單純的浮海撤退,意味著保住高麗國祚,鉗制后金的戰略徹底破產。
前幾場大捷,僅為戰術勝利,局部小勝。
換句話說,遠征軍先勝后敗,狼狽而逃。
許多還沒兌現的戰功,將隨著戰敗大大縮水,甚至煙消云散。
如果有得選,比方說勝負五五開,大家自然愿意再拼一拼。
哪怕四六開,拼不過再撤,也比直接撤甘心不是。
于是呼,眾將紛紛表示愿聞其詳。
吳三桂道:“督帥神機妙算,當有絕妙計策,我等愿意冒險一試。”
“妙計不敢當,不過的確冒險。”
陳子履沒有急著部署,而是重新分析了一次形勢。
眼下遠征軍的敵人大約有三股:
一股正在猛攻打虎口。
約4000-5000名八旗兵,內含最厲害的酋首直屬親衛。
他們有鎮江堡過來的八旗余丁充當無甲兵,女真壯婦充當民夫,補給源源不斷。
黃臺吉親自督戰,士氣必然十分高昂,攻破打虎口只是時間問題。
第二股是駐扎郭山的岳托部。
岳托部原有四千多滿蒙騎兵,六千多披甲戰兵,兩萬無甲偽軍。
歷經一場大敗,三個月拉鋸,外加一百里后撤,減員嚴重。
現下預估有三千多騎、三千多披甲,以及八千到一萬無甲偽軍。
岳托部士氣低迷,建制混亂,需要幾天時間休整,才能恢復戰斗力。
在廣寧大捷的激勵下,休整時間可以縮短到兩三天。
第三股是黃臺吉從漢城帶回,未曾現身的另一支援軍。
這股援軍人數不祥,最少不會少于兩千,最多不超過八千。
多鐸和多爾袞前陣子快摸到對馬海峽了,回不了那么快。
至于所在位置,有可能沿著黃臺吉的腳步,正在前往打虎口。
不過陳子履認為,他們不會那么傻,把時間和體力浪費在爬山上。
可能就在左近,隨時發起突襲。
也可能埋伏在郭山與定州之間,等著明軍上套。
這么一細細分析,眾將心中惶恐頓時減輕一半。
對呀。
黃臺吉帶五萬渡過鴨綠江,不可能人人披甲吧。
真正的滿蒙八旗,百戰精銳,有三萬就了不起了。
前面幾場大捷消滅了四五千真韃,多鐸、多爾袞往南打,又分走一批。
滿打滿算,附近的八旗精銳最多最多一萬五千,多半比這更少一些。
盡管大家都說,女真不滿萬,滿萬不可敵,可明軍將士也不是吃素的。
奮力一搏,仍有贏的機會。
“難點在于,打虎口堅持不了多久,咱們不但要贏,還要贏得快才行。”
陳子履再次回到地圖前,指出最關鍵的一點,要和時間賽跑。
如果李國英先戰敗或投降,一切皆休,除了浮海逃跑,沒別的辦法。
唯有先擊敗岳托,然后馬上趕回去增援,才能兩全其美。
眾將聽得直撓頭。
這邊會分析局勢,對面自然也會,大家都能想明白的道理,岳托自然也能想明白。
正如明軍之前那樣,對面不會輕易決戰,一直尾隨襲擾就行了。
岳托再愚蠢,八天下來,怎么都學會了。
想兩三天內擊敗他,簡直難如登天。
況且李國英未必能堅持三天,或許今晚就投敵了呢。在黃臺吉面前,納頭便拜的明將可太多了。

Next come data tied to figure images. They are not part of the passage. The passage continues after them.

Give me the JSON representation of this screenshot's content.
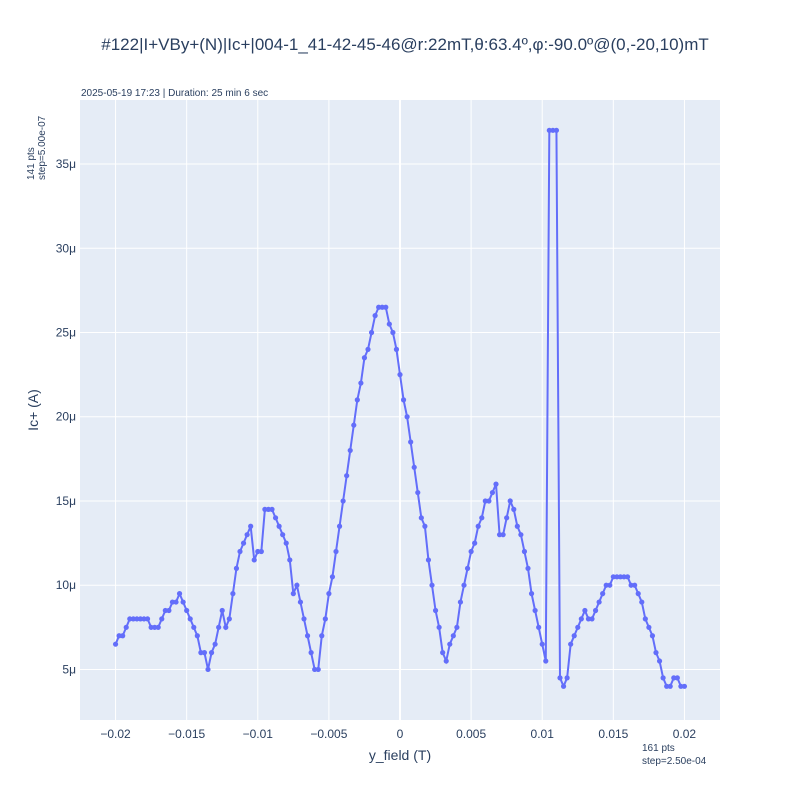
{
  "chart_data": {
    "type": "line",
    "title": "#122|I+VBy+(N)|Ic+|004-1_41-42-45-46@r:22mT,θ:63.4º,φ:-90.0º@(0,-20,10)mT",
    "annotation_top": "2025-05-19 17:23 | Duration: 25 min 6 sec",
    "annotation_y_pts": "141 pts",
    "annotation_y_step": "step=5.00e-07",
    "annotation_x_pts": "161 pts",
    "annotation_x_step": "step=2.50e-04",
    "xlabel": "y_field (T)",
    "ylabel": "Ic+ (A)",
    "xlim": [
      -0.0225,
      0.0225
    ],
    "ylim": [
      2.0,
      38.8
    ],
    "x_ticks": [
      {
        "v": -0.02,
        "label": "−0.02"
      },
      {
        "v": -0.015,
        "label": "−0.015"
      },
      {
        "v": -0.01,
        "label": "−0.01"
      },
      {
        "v": -0.005,
        "label": "−0.005"
      },
      {
        "v": 0,
        "label": "0"
      },
      {
        "v": 0.005,
        "label": "0.005"
      },
      {
        "v": 0.01,
        "label": "0.01"
      },
      {
        "v": 0.015,
        "label": "0.015"
      },
      {
        "v": 0.02,
        "label": "0.02"
      }
    ],
    "y_ticks": [
      {
        "v": 5,
        "label": "5μ"
      },
      {
        "v": 10,
        "label": "10μ"
      },
      {
        "v": 15,
        "label": "15μ"
      },
      {
        "v": 20,
        "label": "20μ"
      },
      {
        "v": 25,
        "label": "25μ"
      },
      {
        "v": 30,
        "label": "30μ"
      },
      {
        "v": 35,
        "label": "35μ"
      }
    ],
    "y_unit": "μA",
    "grid": true,
    "series": [
      {
        "color": "#636efa",
        "x": [
          -0.02,
          -0.01975,
          -0.0195,
          -0.01925,
          -0.019,
          -0.01875,
          -0.0185,
          -0.01825,
          -0.018,
          -0.01775,
          -0.0175,
          -0.01725,
          -0.017,
          -0.01675,
          -0.0165,
          -0.01625,
          -0.016,
          -0.01575,
          -0.0155,
          -0.01525,
          -0.015,
          -0.01475,
          -0.0145,
          -0.01425,
          -0.014,
          -0.01375,
          -0.0135,
          -0.01325,
          -0.013,
          -0.01275,
          -0.0125,
          -0.01225,
          -0.012,
          -0.01175,
          -0.0115,
          -0.01125,
          -0.011,
          -0.01075,
          -0.0105,
          -0.01025,
          -0.01,
          -0.00975,
          -0.0095,
          -0.00925,
          -0.009,
          -0.00875,
          -0.0085,
          -0.00825,
          -0.008,
          -0.00775,
          -0.0075,
          -0.00725,
          -0.007,
          -0.00675,
          -0.0065,
          -0.00625,
          -0.006,
          -0.00575,
          -0.0055,
          -0.00525,
          -0.005,
          -0.00475,
          -0.0045,
          -0.00425,
          -0.004,
          -0.00375,
          -0.0035,
          -0.00325,
          -0.003,
          -0.00275,
          -0.0025,
          -0.00225,
          -0.002,
          -0.00175,
          -0.0015,
          -0.00125,
          -0.001,
          -0.00075,
          -0.0005,
          -0.00025,
          0,
          0.00025,
          0.0005,
          0.00075,
          0.001,
          0.00125,
          0.0015,
          0.00175,
          0.002,
          0.00225,
          0.0025,
          0.00275,
          0.003,
          0.00325,
          0.0035,
          0.00375,
          0.004,
          0.00425,
          0.0045,
          0.00475,
          0.005,
          0.00525,
          0.0055,
          0.00575,
          0.006,
          0.00625,
          0.0065,
          0.00675,
          0.007,
          0.00725,
          0.0075,
          0.00775,
          0.008,
          0.00825,
          0.0085,
          0.00875,
          0.009,
          0.00925,
          0.0095,
          0.00975,
          0.01,
          0.01025,
          0.0105,
          0.01075,
          0.011,
          0.01125,
          0.0115,
          0.01175,
          0.012,
          0.01225,
          0.0125,
          0.01275,
          0.013,
          0.01325,
          0.0135,
          0.01375,
          0.014,
          0.01425,
          0.0145,
          0.01475,
          0.015,
          0.01525,
          0.0155,
          0.01575,
          0.016,
          0.01625,
          0.0165,
          0.01675,
          0.017,
          0.01725,
          0.0175,
          0.01775,
          0.018,
          0.01825,
          0.0185,
          0.01875,
          0.019,
          0.01925,
          0.0195,
          0.01975,
          0.02
        ],
        "y": [
          6.5,
          7,
          7,
          7.5,
          8,
          8,
          8,
          8,
          8,
          8,
          7.5,
          7.5,
          7.5,
          8,
          8.5,
          8.5,
          9,
          9,
          9.5,
          9,
          8.5,
          8,
          7.5,
          7,
          6,
          6,
          5,
          6,
          6.5,
          7.5,
          8.5,
          7.5,
          8,
          9.5,
          11,
          12,
          12.5,
          13,
          13.5,
          11.5,
          12,
          12,
          14.5,
          14.5,
          14.5,
          14,
          13.5,
          13,
          12.5,
          11.5,
          9.5,
          10,
          9,
          8,
          7,
          6,
          5,
          5,
          7,
          8,
          9.5,
          10.5,
          12,
          13.5,
          15,
          16.5,
          18,
          19.5,
          21,
          22,
          23.5,
          24,
          25,
          26,
          26.5,
          26.5,
          26.5,
          25.5,
          25,
          24,
          22.5,
          21,
          20,
          18.5,
          17,
          15.5,
          14,
          13.5,
          11.5,
          10,
          8.5,
          7.5,
          6,
          5.5,
          6.5,
          7,
          7.5,
          9,
          10,
          11,
          12,
          12.5,
          13.5,
          14,
          15,
          15,
          15.5,
          16,
          13,
          13,
          14,
          15,
          14.5,
          13.5,
          13,
          12,
          11,
          9.5,
          8.5,
          7.5,
          6.5,
          5.5,
          37,
          37,
          37,
          4.5,
          4,
          4.5,
          6.5,
          7,
          7.5,
          8,
          8.5,
          8,
          8,
          8.5,
          9,
          9.5,
          10,
          10,
          10.5,
          10.5,
          10.5,
          10.5,
          10.5,
          10,
          10,
          9.5,
          9,
          8,
          7.5,
          7,
          6,
          5.5,
          4.5,
          4,
          4,
          4.5,
          4.5,
          4,
          4
        ]
      }
    ]
  }
}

陳子履鋪墊了半天,見眾將的惶恐消散得差不多了,終于揭開謎底。
“所以,咱們要盡快賣個破綻,誘敵決戰。”
“賣破綻?”
“誘敵決戰?”
“沒錯,誘敵決戰,”陳子履從兜里拿出一個玉佩,放在地圖上,“這是我軍。”
沙盤和小旗太重,隨軍攜帶不方便,只能用地圖、玉佩將就。
再隨手撿起兩顆小石子,一顆貼著放在玉佩旁邊:“這是岳托。”一顆放在不遠處:“這是……權當他是尼堪吧。”
然后用手指頂著玉佩,向打虎口方向快速移動一段距離。
向眾將問道:“你們說,岳托會怎么辦?”
劉良佐抬起手,頂在玉佩上,來回挪動了幾下。
“督帥,這可不好說。這二十里幾天走完?若是兩天,岳托會慢慢襲擾。若是一天,多半奮起猛攻。”
“一個時辰。”
陳子履伸出一根手指,再次強調:“就一個時辰。若分成兩天慢慢挪,那還算什么破綻。”
“這如何使得!”
劉良佐倒吸一口冷氣,連忙勸道:“咱們有兩萬人,如何走得那么快。撒了丫子跑,也跑不到呀。”
其他將領亦紛紛搖頭,認為絕不可行。
早前就已經說過,放開腳步撤退,等于放棄了建制。敵軍騎兵一個突襲,那便不可收拾,兵敗如山倒。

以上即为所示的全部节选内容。